Doté d'une réalisation efficace et d'un scénario en béton armé, l'ambiance est parfois encore renforcée par des messages subliminaux faisant apparaître en toutes lettres les phrases importantes des dialogues ou des pensées des personnages, faisant ressortir au final un message de résistance autant que de communautarisme. Oscillant entre découverte d'une adolescence en fin de vie (les passages se voulant "romantiques" procurent une émotion rares, sans gnangnantisme débile ni grandes eaux inappropriées) et action de survivance pure et dure, on obtient un produit d'une qualité exceptionnelle. La violence, évidemment explicitement montrée, est ici relégué au quatre-cent cinquante-huitième plan, pire, on n'y fait quasiment même pas attention à la première vision, tant ce n'est pas cela qui importe. Les multiples critiques ainsi que la foultitude de sentiments qui fourmillent au sein de tous les personnages prennent indéniablement le dessus sur l'action en elle-même, et c'est tant mieux.

Evidemment, ce film n'est pas à visionner par n'importe quels yeux. Je ne peux renier une violence parfois assez poussée (ce n'est pas du gore, quand même), et même si les considérations métaphoriques semblent ici les plus importantes, le sang et les exécutions sont légions, aussi le déconseillerais-je aux moins de douze ans, voire de seize (je crois que c'est la norme officielle adoptée pour ce film) pour qui ne serait pas assez éveillé pour comprendre d'une part que ce n'est que du cinéma, et d'autre part pour saisir les parallèles avec la jeunesse nippone qui y sont exprimées.

Un film tout bonnement faramineux, comme seuls les japonais savent nous en procurer, sur fond de musique classique (on reconnaîtra entre autres l'"Aria" de BACH ou encore "Le beau Danube bleu" de STRAUSS), comme pour adoucir la cruauté du concept de la Battle Royale. C'est fort, choc et intéressant, menant à un final plutôt très bien foutu et pensé. Le rythme ne se casse jamais, les surprises sont nombreuses et les trouvailles scénaristiques très ingénieuses.
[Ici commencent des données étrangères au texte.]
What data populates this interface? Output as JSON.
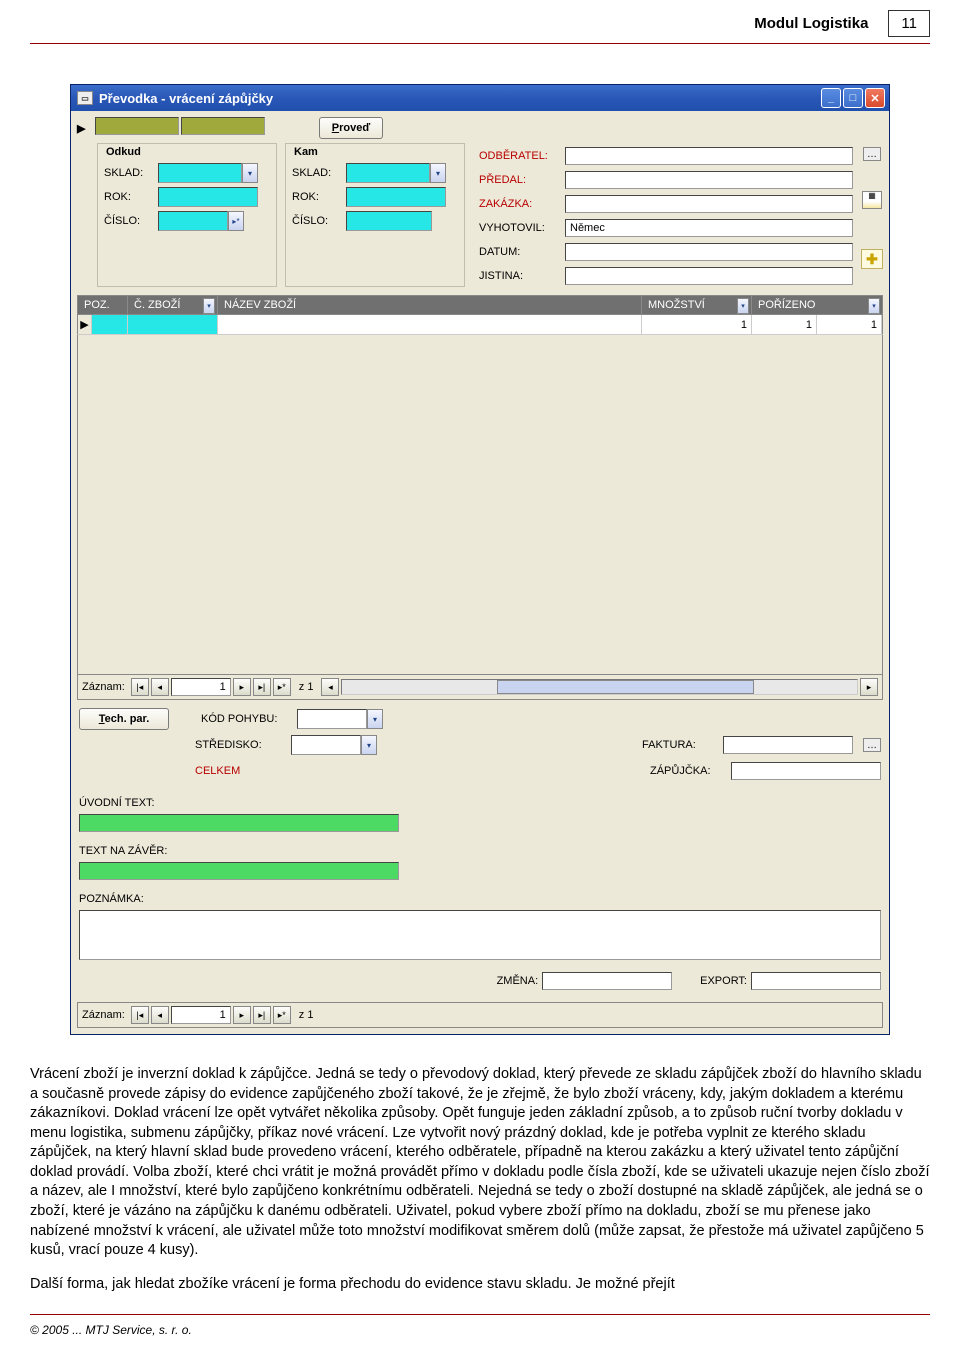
{
  "header": {
    "title": "Modul Logistika",
    "page_num": "11"
  },
  "window": {
    "title": "Převodka - vrácení zápůjčky",
    "proved_btn": "Proveď",
    "odkud": {
      "legend": "Odkud",
      "sklad_label": "SKLAD:",
      "rok_label": "ROK:",
      "cislo_label": "ČÍSLO:"
    },
    "kam": {
      "legend": "Kam",
      "sklad_label": "SKLAD:",
      "rok_label": "ROK:",
      "cislo_label": "ČÍSLO:"
    },
    "right": {
      "odberatel": "ODBĚRATEL:",
      "predal": "PŘEDAL:",
      "zakazka": "ZAKÁZKA:",
      "vyhotovil": "VYHOTOVIL:",
      "vyhotovil_value": "Němec",
      "datum": "DATUM:",
      "jistina": "JISTINA:"
    },
    "grid": {
      "poz": "POZ.",
      "czbozi": "Č. ZBOŽÍ",
      "nazev": "NÁZEV ZBOŽÍ",
      "mnozstvi": "MNOŽSTVÍ",
      "porizeno": "POŘÍZENO",
      "row_mnozstvi": "1",
      "row_porizeno_a": "1",
      "row_porizeno_b": "1"
    },
    "recnav_inner": {
      "label": "Záznam:",
      "value": "1",
      "of": "z 1"
    },
    "techpar_btn": "Tech. par.",
    "kod_pohybu": "KÓD POHYBU:",
    "stredisko": "STŘEDISKO:",
    "celkem": "CELKEM",
    "faktura": "FAKTURA:",
    "zapujcka": "ZÁPŮJČKA:",
    "uvodni_text": "ÚVODNÍ TEXT:",
    "text_na_zaver": "TEXT NA ZÁVĚR:",
    "poznamka": "POZNÁMKA:",
    "zmena": "ZMĚNA:",
    "export": "EXPORT:",
    "recnav_outer": {
      "label": "Záznam:",
      "value": "1",
      "of": "z 1"
    }
  },
  "paragraphs": {
    "p1": "Vrácení zboží je inverzní doklad k zápůjčce. Jedná se tedy o převodový doklad, který převede ze skladu zápůjček zboží do hlavního skladu a současně provede zápisy do evidence zapůjčeného zboží takové, že je zřejmě, že bylo zboží vráceny, kdy, jakým dokladem a kterému zákazníkovi. Doklad vrácení lze opět vytvářet několika způsoby. Opět funguje jeden základní způsob, a to způsob ruční tvorby dokladu v menu logistika, submenu zápůjčky, příkaz nové vrácení. Lze vytvořit nový prázdný doklad, kde je potřeba vyplnit ze kterého skladu zápůjček, na který hlavní sklad bude provedeno vrácení, kterého odběratele, případně na kterou zakázku a který uživatel tento zápůjční doklad provádí. Volba zboží, které chci vrátit je možná provádět přímo v dokladu podle čísla zboží, kde se uživateli ukazuje nejen číslo zboží a název, ale I množství, které bylo zapůjčeno konkrétnímu odběrateli. Nejedná se tedy o zboží dostupné na skladě zápůjček, ale jedná se o zboží, které je vázáno na zápůjčku k danému odběrateli. Uživatel, pokud vybere zboží přímo na dokladu, zboží se mu přenese jako nabízené množství k vrácení, ale uživatel může toto množství modifikovat směrem dolů (může zapsat, že přestože má uživatel zapůjčeno 5 kusů, vrací pouze 4 kusy).",
    "p2": "Další forma, jak hledat zbožíke vrácení je forma přechodu do evidence stavu skladu. Je možné přejít"
  },
  "footer": {
    "copyright": "© 2005 ... MTJ Service, s. r. o."
  }
}
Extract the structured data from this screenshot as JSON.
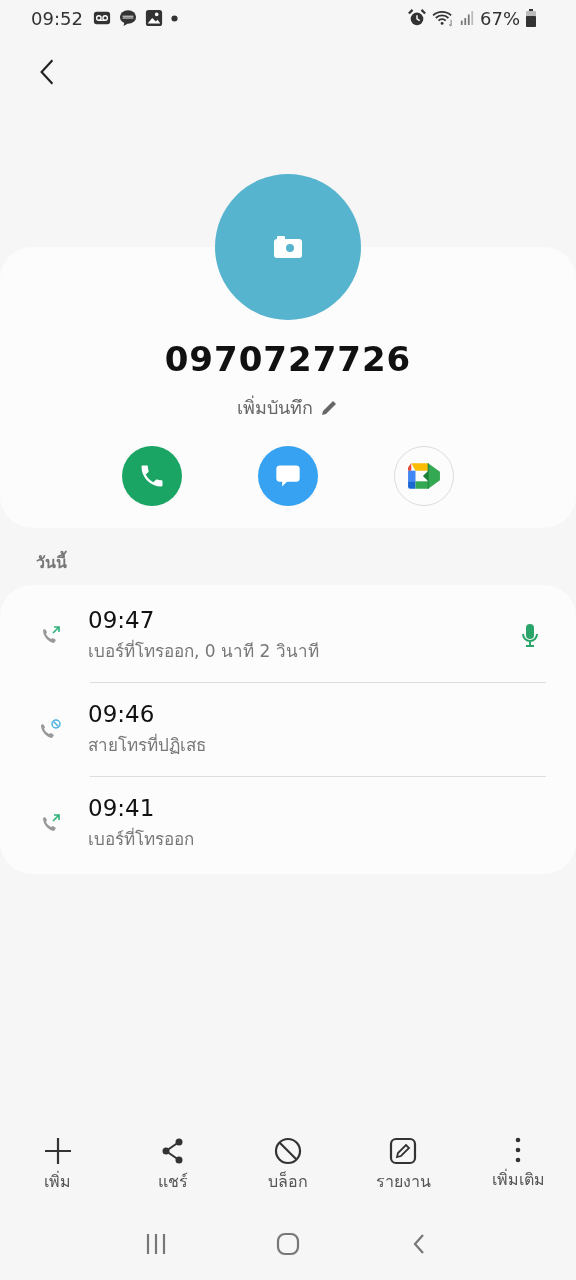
{
  "status_bar": {
    "time": "09:52",
    "battery": "67%"
  },
  "contact": {
    "number": "0970727726",
    "note_label": "เพิ่มบันทึก"
  },
  "section_title": "วันนี้",
  "calls": [
    {
      "kind": "outgoing",
      "time": "09:47",
      "detail": "เบอร์ที่โทรออก, 0 นาที 2 วินาที",
      "recorded": true
    },
    {
      "kind": "rejected",
      "time": "09:46",
      "detail": "สายโทรที่ปฏิเสธ",
      "recorded": false
    },
    {
      "kind": "outgoing",
      "time": "09:41",
      "detail": "เบอร์ที่โทรออก",
      "recorded": false
    }
  ],
  "bottom_actions": [
    {
      "kind": "add",
      "label": "เพิ่ม"
    },
    {
      "kind": "share",
      "label": "แชร์"
    },
    {
      "kind": "block",
      "label": "บล็อก"
    },
    {
      "kind": "report",
      "label": "รายงาน"
    },
    {
      "kind": "more",
      "label": "เพิ่มเติม"
    }
  ]
}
Un film à découvrir, mais surtout à acheter d'urgence, pour le mettre au milieu d'une collection de films rares en qualité.
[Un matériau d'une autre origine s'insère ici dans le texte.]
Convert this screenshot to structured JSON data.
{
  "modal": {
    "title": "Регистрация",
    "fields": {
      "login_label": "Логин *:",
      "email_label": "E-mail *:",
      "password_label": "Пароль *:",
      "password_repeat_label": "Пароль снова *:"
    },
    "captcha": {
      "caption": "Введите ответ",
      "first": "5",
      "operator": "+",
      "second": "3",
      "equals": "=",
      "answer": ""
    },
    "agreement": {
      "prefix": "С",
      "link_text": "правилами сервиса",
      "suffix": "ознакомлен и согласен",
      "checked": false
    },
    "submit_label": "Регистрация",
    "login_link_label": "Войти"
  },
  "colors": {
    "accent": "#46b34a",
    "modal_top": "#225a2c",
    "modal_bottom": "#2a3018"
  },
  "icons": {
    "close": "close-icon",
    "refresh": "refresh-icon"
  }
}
(Dernière info : une séquelle à "Battle Royale" a vu le jour au Japon, remettant en scène Shuya et Noriko dans l'édition du "jeu" de l'année suivante, aux côtés d'une classe franchement moins commode que la leur... En attendant une hypothétique sortie en France, rendez-vous sur allocine. Fr où toutes les infos sont présentes sur le sujet).